CATS will provide data about aerosols at different levels of the atmosphere. The data are expected to improve scientists’ ability to track different cloud and aerosol types throughout the atmosphere. These datasets will be used to improve strategic and hazard-warning capabilities of events in near real-time, such as tracking plumes from dust storms, volcanic eruptions, and wildfires. The information could also feed into climate models to help understand the effects of clouds and aerosols on Earth’s energy balance.
Clouds and aerosols reflect and absorb energy from the sun in a complex way. For example, when the sun’s energy reaches the top of the atmosphere, clouds can reflect incoming sunlight, cooling Earth’s surface. However, clouds can also absorb heat emitted from Earth and re-radiate it back down, warming the surface. The amount of warming or cooling is heavily dependent on the height, thickness, and structure of clouds in the atmosphere above.
“Clouds are one of the largest uncertainties in predicting climate change,” said Matt McGill, principal investigator and payload developer for CATS at Goddard. “For scientists to create more accurate models of Earth’s current and future climate, they’ll have to include more accurate representations of clouds.”
That’s where a new instrument like CATS comes in. CATS is a lidar similar to a radar, but instead of sending out sound, lidars use light. CATS will send a laser pulse through the atmosphere towards a distant object like a cloud droplet or aerosol particle. Once the energy reaches the object, some of the energy is reflected back to the lidar receiver. Scientists can calculate the distance between the instrument and the object, based on the time it takes the energy to return to the receiver, thereby determining the altitudes of cloud and aerosol layers. The intensity of this return pulse also allows scientists to infer other properties, such as the composition of clouds, and the abundance and sizes of aerosols,.
In 2006 NASA launched the Cloud-Aerosol Lidar and Infrared Pathfinder Satellite Observations, or CALIPSO, spacecrafta joint mission between NASA and France’s space agency, the Centre National d’tudes Spatiales. CALIPSO carries a lidar that provides vertical distributions and properties of clouds and aerosols along a flight track. However, the CALIPSO lidar has exceeded its three-year prime mission and has been using its backup laser since 2009.
A unique opportunity to continue gathering this type of data presented itself in 2011 when the International Space Station Progam’s NASA Research Office offered scientists at Goddard a mounting location aboard the space station for a new lidar instrument CATS, and provided the funding for its construction.
Designed to operate for at least six months, CATS has a goal of operating for three years. With beams at three wavelengths (1064, 532, and 355 nanometers), CATS will be used to derive a variety of properties of cloud and aerosol layers. These properties include layer height, layer thickness, and at least coarse information on the type of aerosols and cloud in various atmospheric layers.
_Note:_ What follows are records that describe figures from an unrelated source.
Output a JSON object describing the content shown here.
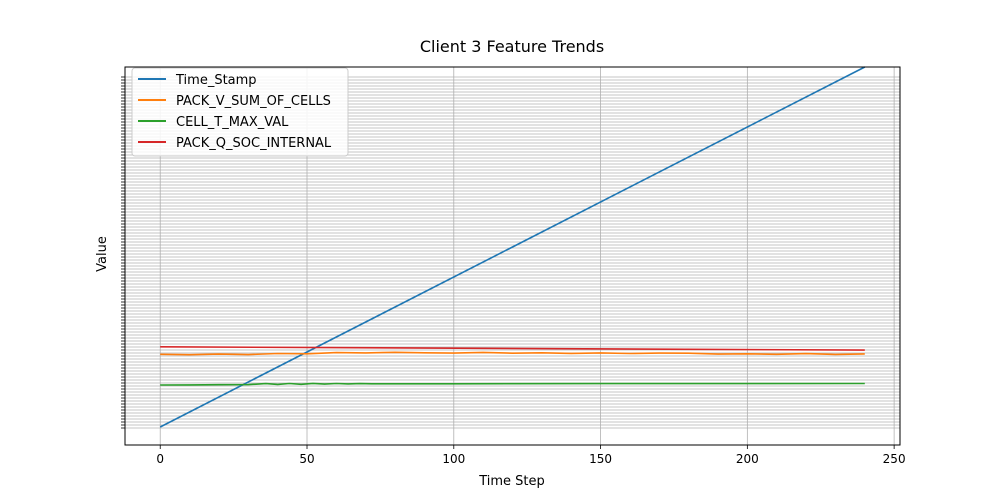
{
  "chart_data": {
    "type": "line",
    "title": "Client 3 Feature Trends",
    "xlabel": "Time Step",
    "ylabel": "Value",
    "xlim": [
      -12,
      252
    ],
    "ylim": [
      -12,
      240
    ],
    "xticks": [
      0,
      50,
      100,
      150,
      200,
      250
    ],
    "y_tick_labels_visible": false,
    "grid": true,
    "legend_position": "upper-left",
    "series": [
      {
        "name": "Time_Stamp",
        "color": "#1f77b4",
        "x": [
          0,
          240
        ],
        "y": [
          0,
          240
        ]
      },
      {
        "name": "PACK_V_SUM_OF_CELLS",
        "color": "#ff7f0e",
        "x": [
          0,
          10,
          20,
          30,
          40,
          50,
          60,
          70,
          80,
          90,
          100,
          110,
          120,
          130,
          140,
          150,
          160,
          170,
          180,
          190,
          200,
          210,
          220,
          230,
          240
        ],
        "y": [
          48.5,
          48.2,
          48.6,
          48.3,
          49.0,
          48.8,
          49.6,
          49.4,
          49.8,
          49.5,
          49.3,
          49.7,
          49.2,
          49.5,
          49.1,
          49.4,
          49.0,
          49.3,
          49.2,
          48.6,
          48.8,
          48.5,
          48.9,
          48.4,
          48.7
        ]
      },
      {
        "name": "CELL_T_MAX_VAL",
        "color": "#2ca02c",
        "x": [
          0,
          10,
          20,
          30,
          36,
          40,
          44,
          48,
          52,
          56,
          60,
          64,
          68,
          72,
          100,
          150,
          200,
          240
        ],
        "y": [
          28.0,
          28.1,
          28.2,
          28.3,
          28.9,
          28.4,
          29.0,
          28.5,
          29.1,
          28.6,
          29.0,
          28.7,
          28.9,
          28.8,
          28.8,
          28.9,
          28.9,
          29.0
        ]
      },
      {
        "name": "PACK_Q_SOC_INTERNAL",
        "color": "#d62728",
        "x": [
          0,
          240
        ],
        "y": [
          53.5,
          51.3
        ]
      }
    ]
  }
}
CATS will orbit aboard the space station, which flies at an altitude between 230 miles (375 kilometers) and 270 miles (435 kilometers) above Earth’s surface at a 51-degree inclination. This unique orbit path will allow the CATS instrument to observe locations at different times of day and allow scientists to study day-to-night changes in cloud and aerosol effects from space.
Studying clouds and aerosols won’t just help scientists study the climate, it’s also a chance to investigate air quality and how atmospheric particles affect daily life. That can range from volcano ash plumes, to dust storms, to pollution outbreaks, to wildfires, like the California Rim Fire in September 2013 that choked Yosemite National Park during the busy Labor Day weekend. These particles pose health risks to populations, especially to the medically vulnerable, By infusing CATS data directly into aerosol models, data from CATS can make a difference in tracking and responding to impacts of similar events in the future.